Panelists discuss evolving role of federal CFOs
Lawmakers invite witnesses to offer ideas on where the head of finance best fits in agencies’ management structures.
Since the passage of the 1990 Chief Financial Officers Act, federal CFOs have played increasingly complex roles, compelling fresh discussions about where these officials fit in agencies' management structures, witnesses told lawmakers Wednesday.
Over the past 14 years, the government's CFOs have taken on management responsibilities outside of those prescribed in the 1990 law, witnesses testified at a hearing of the House Government Reform Subcommittee on Efficiency and Financial Management. "The CFO is increasingly recognized as being positioned to provide agencywide leadership that other officials with more limited portfolios cannot offer," Office of Management and Budget Controller Linda Springer testified.
The 1990 CFO Act requires 23 major agencies to let a Senate-confirmed CFO oversee accounting systems, prepare performance and accountability reports and help keep spending in line with the budget. Under the act, the CFO is to report directly to the head of the agency.
But over the years, agencies have taken a variety of approaches to implementing the act, panelists testified. As agencies designate chief information officers, chief human capital officers and chief procurement officers to work alongside CFOs, some have considered assigning a "chief management officer" to oversee these officials, testified Edward DeSeve, a professor at the University of Maryland's School of Public Policy.

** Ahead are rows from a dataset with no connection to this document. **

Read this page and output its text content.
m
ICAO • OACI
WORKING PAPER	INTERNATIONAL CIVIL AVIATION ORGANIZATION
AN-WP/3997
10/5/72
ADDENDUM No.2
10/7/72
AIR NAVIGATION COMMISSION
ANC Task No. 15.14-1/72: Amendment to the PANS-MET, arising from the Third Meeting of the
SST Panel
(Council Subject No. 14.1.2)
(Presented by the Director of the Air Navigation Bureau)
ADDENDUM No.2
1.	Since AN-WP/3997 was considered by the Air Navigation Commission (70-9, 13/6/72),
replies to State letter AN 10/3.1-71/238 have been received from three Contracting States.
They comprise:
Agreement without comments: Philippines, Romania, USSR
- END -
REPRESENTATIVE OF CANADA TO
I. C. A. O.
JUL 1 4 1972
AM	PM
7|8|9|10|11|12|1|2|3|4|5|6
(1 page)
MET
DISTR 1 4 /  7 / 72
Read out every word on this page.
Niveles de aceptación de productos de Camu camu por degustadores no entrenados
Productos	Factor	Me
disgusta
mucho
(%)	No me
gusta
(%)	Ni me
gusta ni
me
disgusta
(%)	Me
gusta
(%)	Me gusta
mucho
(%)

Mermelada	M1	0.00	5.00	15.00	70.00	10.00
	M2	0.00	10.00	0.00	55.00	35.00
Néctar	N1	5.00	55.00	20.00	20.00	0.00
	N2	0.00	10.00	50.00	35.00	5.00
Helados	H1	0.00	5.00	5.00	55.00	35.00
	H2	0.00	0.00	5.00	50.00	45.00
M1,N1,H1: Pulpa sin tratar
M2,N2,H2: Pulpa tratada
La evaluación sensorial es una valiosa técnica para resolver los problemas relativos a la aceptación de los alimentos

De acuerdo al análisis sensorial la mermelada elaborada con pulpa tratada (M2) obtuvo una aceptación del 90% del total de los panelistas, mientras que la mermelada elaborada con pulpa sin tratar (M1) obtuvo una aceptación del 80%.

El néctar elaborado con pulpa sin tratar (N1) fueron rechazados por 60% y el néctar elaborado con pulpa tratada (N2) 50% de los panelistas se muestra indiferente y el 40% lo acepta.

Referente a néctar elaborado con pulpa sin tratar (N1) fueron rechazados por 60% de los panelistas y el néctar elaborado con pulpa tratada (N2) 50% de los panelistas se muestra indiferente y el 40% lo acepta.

"If a CFO with statutory responsibility is required to report through a management officer, [his or her] effectiveness and authority is likely to be diluted," DeSeve told lawmakers.
But C. Morgan Kinghorn Jr., president of the National Academy of Public Administration, a congressionally chartered nonprofit organization, noted that there is an increasing need for CIOs, chief human capital officers and CFOs to coordinate. "I believe financial management is the most central and potentially integrating function in management," he testified. "But all three crucial management operations need to be more unified and less balkanized."
One solution could be to let the CFO also act as the overall head of management, Kinghorn said. But the idea of appointing an "Undersecretary for Management" shouldn't be discounted, he added. Such an official "might be an answer to the consolidation of all management functions short of the secretary or agency head."
The evolving role of the CFO is of particular interest to Rep. Todd Platts, R-Pa., chairman of the subcommittee. Platts is sponsoring legislation that would expand the CFO Act to cover the Homeland Security Department, currently the only major department not subject to that law.
Homeland Security officials have argued that there is no need to include them, because they voluntarily comply with most of the provisions. But Platts has said that he feels the department would benefit from having a Senate-confirmed CFO who reports directly to the secretary, as required by the 1990 law.